Disadvantages of Mutual Fund Investments
While you should hardly have any second thoughts about investing in mutual funds, there are still a few points that you must be completely aware of, before you start investing in mutual funds. Given below are a few check points-
- Lock-in period
Some Mutual fund investments, like ELSS, for example come with a lock-in period of three years, implying that you won’t be able to redeem the sum invested before the specified time period. Whereas in other funds, you are expected to stay invested for a year. If you still choose to exit a fund before its lock-in period gets completed, you will have to pay an amount as Exit Load. - Over diversification
While on one hand, diversification has many benefits, it also has many pitfalls. Diversification averages the risk of loss to an investor, but it can also dilute your profits if done aggressively. The number of securities that you hold is indirectly proportional to the effect of individual returns on your portfolio.

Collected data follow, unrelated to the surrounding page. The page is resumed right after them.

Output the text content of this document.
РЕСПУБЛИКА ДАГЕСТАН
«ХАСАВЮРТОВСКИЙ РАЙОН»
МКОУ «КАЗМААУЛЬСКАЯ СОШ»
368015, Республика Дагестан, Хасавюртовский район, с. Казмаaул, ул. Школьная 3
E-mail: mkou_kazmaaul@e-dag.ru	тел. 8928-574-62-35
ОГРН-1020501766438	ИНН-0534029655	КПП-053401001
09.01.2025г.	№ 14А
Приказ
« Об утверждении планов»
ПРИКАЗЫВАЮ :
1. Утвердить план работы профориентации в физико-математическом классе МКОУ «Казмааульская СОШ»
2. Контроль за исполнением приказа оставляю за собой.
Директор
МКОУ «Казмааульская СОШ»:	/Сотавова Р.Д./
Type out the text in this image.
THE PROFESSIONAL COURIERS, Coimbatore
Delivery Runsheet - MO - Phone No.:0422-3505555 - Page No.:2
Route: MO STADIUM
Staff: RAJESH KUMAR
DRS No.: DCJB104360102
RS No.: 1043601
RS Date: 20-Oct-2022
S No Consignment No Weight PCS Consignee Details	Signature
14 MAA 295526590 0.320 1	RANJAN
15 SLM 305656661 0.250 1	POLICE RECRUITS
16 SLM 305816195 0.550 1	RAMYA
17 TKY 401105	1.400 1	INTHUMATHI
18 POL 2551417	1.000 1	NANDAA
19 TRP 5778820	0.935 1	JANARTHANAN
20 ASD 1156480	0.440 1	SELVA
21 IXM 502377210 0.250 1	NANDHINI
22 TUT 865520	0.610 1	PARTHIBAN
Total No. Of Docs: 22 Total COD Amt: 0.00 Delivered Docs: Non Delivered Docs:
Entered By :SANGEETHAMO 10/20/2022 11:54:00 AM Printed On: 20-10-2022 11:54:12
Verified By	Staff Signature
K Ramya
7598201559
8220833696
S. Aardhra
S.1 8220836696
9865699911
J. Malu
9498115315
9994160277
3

Therefore, it is advised that you do not add too many funds (ideally 7 to 9) in your portfolio at one point in time, such that the positive effect of each fund is clearly visible on your portfolio in terms of increased returns - Fluctuating returns
Mutual funds are subject to market risks. The trends in the market can vary from time to time; hence, there are no fixed returns that mutual funds may offer. Moreover, the value of mutual fund investments may also decrease or increase with time. Such changes in the market can be managed by the fund managers who keep a complete track of the changing market trends. - Need for research
If you are not a professional investor and active portfolio management is not your forte, you must take the safer route and make equity investments through a fund house. If you are not an expert in the field, chances are that you will fail to cope with the market fluctuations and hence, make changes in your portfolio accordingly. Therefore, it is advised that you invest in mutual funds only with expertise.